Mr C Client had been a business owner for the past 3 and a half years. Having gone through the initial lean years of building the business, he was now making substantial profits and looking to the future. He was coming to the end of the lease of his current premises and knew that he would have to move imminently as he would outgrow his offices within the next 12 months. All company profits were in the business bank account, but having recently paid a hefty corporation tax bill for the last trading period he was keen to use the profits for his benefit. Mr C had generous pension benefits built up from previous employment.

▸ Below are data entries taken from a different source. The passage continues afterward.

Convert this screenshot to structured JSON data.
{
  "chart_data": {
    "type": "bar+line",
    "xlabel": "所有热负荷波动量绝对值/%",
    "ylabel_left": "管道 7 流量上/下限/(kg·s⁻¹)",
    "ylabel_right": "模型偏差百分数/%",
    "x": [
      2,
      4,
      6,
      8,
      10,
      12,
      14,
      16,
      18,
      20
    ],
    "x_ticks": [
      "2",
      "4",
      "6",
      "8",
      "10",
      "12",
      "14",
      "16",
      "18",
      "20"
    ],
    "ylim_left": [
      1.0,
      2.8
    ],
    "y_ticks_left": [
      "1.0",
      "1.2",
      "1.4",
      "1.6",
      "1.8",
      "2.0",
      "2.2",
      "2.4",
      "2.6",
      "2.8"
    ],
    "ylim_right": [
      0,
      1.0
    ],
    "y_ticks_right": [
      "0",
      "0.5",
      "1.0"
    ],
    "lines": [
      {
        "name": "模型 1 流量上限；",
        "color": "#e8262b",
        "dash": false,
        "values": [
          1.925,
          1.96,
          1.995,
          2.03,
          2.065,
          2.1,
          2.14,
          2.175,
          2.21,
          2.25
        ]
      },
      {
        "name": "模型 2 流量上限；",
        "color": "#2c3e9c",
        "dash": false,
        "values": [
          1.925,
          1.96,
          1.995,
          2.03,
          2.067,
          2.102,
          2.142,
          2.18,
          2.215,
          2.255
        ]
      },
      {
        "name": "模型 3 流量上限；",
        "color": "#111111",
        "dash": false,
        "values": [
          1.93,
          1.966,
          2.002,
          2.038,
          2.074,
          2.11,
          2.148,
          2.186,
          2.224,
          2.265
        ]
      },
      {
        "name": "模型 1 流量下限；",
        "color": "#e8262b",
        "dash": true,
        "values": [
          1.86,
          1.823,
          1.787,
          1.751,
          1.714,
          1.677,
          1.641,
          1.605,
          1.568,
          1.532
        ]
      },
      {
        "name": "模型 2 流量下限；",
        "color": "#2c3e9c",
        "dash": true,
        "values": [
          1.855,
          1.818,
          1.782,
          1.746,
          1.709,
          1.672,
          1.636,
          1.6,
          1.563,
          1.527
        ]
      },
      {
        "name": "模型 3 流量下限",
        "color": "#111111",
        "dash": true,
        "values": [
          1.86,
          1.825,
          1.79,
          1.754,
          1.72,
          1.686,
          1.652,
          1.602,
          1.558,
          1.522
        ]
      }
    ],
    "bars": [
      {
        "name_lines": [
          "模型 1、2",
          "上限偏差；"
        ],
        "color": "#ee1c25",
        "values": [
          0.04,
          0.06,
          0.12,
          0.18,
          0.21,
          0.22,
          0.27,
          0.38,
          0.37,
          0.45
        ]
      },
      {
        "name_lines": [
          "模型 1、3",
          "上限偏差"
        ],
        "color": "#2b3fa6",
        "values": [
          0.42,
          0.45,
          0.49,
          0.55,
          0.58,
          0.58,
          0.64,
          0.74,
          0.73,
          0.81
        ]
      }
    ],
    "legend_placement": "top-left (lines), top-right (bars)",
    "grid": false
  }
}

When Equanimity started working with Mr C, we focused on Mr C’s plan for the business over the next 5 to 10 years as well as his exit strategy. This enabled us to design an investment strategy to meet his needs. As the business had surplus cash savings and had made substantial profits in the current trading period, we maximised the amount that the business could invested into Mr C’s pension scheme. This enabled his pension to purchase a property from which the business could trade from. All rent received by the pension was not subject to tax and therefore this enabled his pension to grow even faster.
We then turned our attention to protecting his business income and turnover. It was identified that the majority of company turnover was down to him and one key member of staff. Therefore we ensured that they were both fully insured by the business so that, in the event that either were ill or died suddenly, there would be enough money to find a suitable replacement and ensure that the business would continue to prosper.